Diverse competitor B cell responses to a germline-targeting priming immunogen in human Ig loci transgenic mice

Abstract

AbstractBroadly neutralizing antibodies (bnAbs) have promise to protect against HIV infection, but induction of bnAbs by immunization is an unsolved vaccine design challenge. Germline-targeting priming immunogens aim to initiate the induction of bnAbs by specifically activating rare bnAb-precursor B cells that can subsequently be matured using suitable heterologous boosting and shepherding immunogens. Several pre-clinical studies, and the IAVI G001 human clinical trial, have demonstrated the ability of a germline-targeting priming immunogen, eOD-GT8 60mer, to induce precursors of the VRC01 class of bnAbs. However, much less is known about B cells induced against other epitopes of the immunogen. Here, we performed unbiased analysis of B cells induced by eOD-GT8 60mers in Intelliselect Transgenic mice (Kymice) that are transgenic for the human Ig loci and produce human-like BCRs.

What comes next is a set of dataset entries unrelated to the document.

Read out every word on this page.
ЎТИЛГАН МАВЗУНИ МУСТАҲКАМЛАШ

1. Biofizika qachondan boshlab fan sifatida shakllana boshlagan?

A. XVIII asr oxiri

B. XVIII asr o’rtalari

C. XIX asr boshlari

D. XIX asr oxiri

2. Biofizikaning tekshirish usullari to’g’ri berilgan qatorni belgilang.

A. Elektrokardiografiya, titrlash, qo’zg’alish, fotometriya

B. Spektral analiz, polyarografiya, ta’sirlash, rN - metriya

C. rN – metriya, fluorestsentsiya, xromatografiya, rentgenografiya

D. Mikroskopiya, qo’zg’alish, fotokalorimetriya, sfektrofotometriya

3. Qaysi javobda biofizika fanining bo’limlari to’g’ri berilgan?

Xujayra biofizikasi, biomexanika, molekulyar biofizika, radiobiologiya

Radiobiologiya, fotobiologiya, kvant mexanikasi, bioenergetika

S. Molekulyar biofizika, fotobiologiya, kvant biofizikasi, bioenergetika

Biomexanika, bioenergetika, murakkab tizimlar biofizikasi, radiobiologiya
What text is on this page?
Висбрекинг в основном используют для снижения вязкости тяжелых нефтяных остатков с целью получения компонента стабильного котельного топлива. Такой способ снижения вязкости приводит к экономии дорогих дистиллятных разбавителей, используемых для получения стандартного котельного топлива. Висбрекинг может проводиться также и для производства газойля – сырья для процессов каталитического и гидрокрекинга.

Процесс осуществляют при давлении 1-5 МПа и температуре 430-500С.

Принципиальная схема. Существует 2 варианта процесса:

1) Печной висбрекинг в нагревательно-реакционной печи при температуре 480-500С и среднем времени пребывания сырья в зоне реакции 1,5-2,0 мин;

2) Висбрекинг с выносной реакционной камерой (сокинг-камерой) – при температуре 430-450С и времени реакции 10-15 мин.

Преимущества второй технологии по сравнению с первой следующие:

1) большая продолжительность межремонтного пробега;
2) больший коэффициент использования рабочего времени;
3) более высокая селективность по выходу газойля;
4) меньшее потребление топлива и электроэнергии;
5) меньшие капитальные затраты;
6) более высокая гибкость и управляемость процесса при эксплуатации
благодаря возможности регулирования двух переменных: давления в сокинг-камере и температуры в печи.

B cells isolated with intact eOD-GT8 60mer nanoparticles showed a large diversity of non-VRC01-class B cells, with 38% unique clonotypes and only 5% of BCRs belonging to public lineages shared among all animals. We found that many competitors recognize epitopes in close proximity to or overlapping with the VRC01 epitope. These results indicate that optimal boosting of VRC01-class bnAb-precursor B cells primed by eOD-GT8 60mer might require a first-boost immunogen that minimizes recognition of competitor B cells, and such competitors isolated from Kymice could serve as valuable reagents for boost development.